A desilusão comercial, aliados ao tempo gasto na produção e a escassez de argumentos de qualidade, levaram Belmondo praticamente a abandonar o cinema e regressar aos palcos, a paixão da juventude, onde conheceu alguns dos seus melhores amigos, como Jean-Pierre Marielle, Jean Rochefort e Pierre Vernier. Foi muito aplaudido em "Kean" e "Cyrano", no seu parisiense Théâtre des Varietés.

No cinema, "Itinerário de uma Vida" (1988, Claude Lelouch) foi o seu último grande sucesso no cinema e um dos seus melhores papéis, que lhe valeu um César de Melhor Ator. Foi a única nomeação e conquista no equivalente francês dos Óscares, que recusou receber.

Em 1998, reencontrou Alain Delon em "1 chance sur 2", que ainda levou mais de um milhão de espectadores franceses aos cinemas, mas fisicamente debilitado após um acidente vascular cerebral (AVC) sofrido em 2001, regressou apenas para um último filme, o discreto "Un homme et son chien" (2008, Francis Huster), a história de um idoso rejeitado pela sociedade.

Além do Leão de Ouro de carreira do Festival de Veneza em 2016, recebeu a Palma de Ouro honorária do Festival de Cinema de Cannes em 2011 e foi-lhe atribuído outro César, desta vez, honorário, em 2017.
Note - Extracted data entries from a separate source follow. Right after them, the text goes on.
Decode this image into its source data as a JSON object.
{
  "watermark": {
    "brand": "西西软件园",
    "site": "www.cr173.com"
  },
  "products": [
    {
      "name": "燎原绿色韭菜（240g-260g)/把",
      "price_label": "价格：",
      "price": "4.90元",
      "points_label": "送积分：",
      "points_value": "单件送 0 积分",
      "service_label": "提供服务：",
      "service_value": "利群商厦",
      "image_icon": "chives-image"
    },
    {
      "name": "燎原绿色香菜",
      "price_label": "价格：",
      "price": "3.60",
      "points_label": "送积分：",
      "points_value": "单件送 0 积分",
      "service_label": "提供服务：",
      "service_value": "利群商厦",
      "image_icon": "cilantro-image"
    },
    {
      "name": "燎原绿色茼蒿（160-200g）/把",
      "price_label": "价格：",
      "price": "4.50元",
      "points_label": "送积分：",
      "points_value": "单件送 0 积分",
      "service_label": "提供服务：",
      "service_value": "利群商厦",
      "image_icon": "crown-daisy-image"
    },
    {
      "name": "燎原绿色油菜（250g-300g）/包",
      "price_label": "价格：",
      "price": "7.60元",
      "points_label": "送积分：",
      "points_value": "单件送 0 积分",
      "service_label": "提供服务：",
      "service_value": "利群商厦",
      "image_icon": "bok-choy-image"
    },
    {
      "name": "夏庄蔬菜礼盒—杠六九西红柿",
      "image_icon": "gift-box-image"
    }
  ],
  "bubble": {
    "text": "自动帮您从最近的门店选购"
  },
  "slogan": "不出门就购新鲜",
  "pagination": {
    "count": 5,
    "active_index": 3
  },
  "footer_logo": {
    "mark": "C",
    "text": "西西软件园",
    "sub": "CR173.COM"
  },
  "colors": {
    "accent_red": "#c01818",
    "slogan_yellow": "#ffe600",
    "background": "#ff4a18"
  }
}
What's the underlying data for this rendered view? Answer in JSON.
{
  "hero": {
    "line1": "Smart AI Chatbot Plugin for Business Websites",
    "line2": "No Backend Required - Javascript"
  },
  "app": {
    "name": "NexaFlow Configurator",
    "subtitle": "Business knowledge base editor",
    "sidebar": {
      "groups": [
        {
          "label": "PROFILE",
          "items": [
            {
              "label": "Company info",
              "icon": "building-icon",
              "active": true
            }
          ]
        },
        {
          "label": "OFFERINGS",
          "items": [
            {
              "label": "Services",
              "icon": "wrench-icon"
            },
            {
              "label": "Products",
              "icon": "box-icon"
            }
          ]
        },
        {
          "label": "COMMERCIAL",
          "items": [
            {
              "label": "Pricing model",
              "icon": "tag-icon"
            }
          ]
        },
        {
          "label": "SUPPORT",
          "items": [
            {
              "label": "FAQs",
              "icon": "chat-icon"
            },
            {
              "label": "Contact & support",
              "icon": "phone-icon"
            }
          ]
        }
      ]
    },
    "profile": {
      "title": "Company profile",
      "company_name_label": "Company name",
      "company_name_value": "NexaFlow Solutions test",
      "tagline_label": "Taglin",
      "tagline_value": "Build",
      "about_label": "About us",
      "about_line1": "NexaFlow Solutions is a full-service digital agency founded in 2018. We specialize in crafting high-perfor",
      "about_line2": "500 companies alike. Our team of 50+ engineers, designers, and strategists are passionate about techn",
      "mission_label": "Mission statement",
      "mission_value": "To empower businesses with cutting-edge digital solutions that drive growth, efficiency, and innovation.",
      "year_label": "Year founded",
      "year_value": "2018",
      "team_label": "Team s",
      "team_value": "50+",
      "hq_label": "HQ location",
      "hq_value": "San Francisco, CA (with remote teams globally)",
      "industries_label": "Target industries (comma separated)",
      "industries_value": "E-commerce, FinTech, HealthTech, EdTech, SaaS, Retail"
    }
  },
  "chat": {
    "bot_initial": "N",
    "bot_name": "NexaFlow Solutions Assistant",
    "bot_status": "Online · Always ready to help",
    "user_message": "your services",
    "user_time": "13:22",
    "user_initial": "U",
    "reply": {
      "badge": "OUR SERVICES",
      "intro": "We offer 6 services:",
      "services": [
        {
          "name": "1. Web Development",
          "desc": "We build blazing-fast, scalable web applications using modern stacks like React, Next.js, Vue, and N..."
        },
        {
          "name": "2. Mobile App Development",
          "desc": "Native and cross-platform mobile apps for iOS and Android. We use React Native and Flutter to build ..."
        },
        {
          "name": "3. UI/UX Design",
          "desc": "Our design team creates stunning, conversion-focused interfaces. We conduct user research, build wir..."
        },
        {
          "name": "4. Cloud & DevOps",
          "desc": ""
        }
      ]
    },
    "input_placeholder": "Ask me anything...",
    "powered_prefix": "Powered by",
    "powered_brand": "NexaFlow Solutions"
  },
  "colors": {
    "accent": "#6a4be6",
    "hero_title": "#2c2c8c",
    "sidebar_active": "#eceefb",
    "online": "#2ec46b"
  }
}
Significativamente, as suas memórias receberam como título ("Mille vies valent mieux qu'une" [Mil vidas são melhores do que uma, em tradução literal, de 2016] e aos jornalistas que em setembro de 2016 o questionaram em Veneza sobre a sua carreira tanto em filmes artísticos como comerciais, afirmou "divertir-se em ambos" e rematou: "é como a vida, um dia rimos, no outro choramos".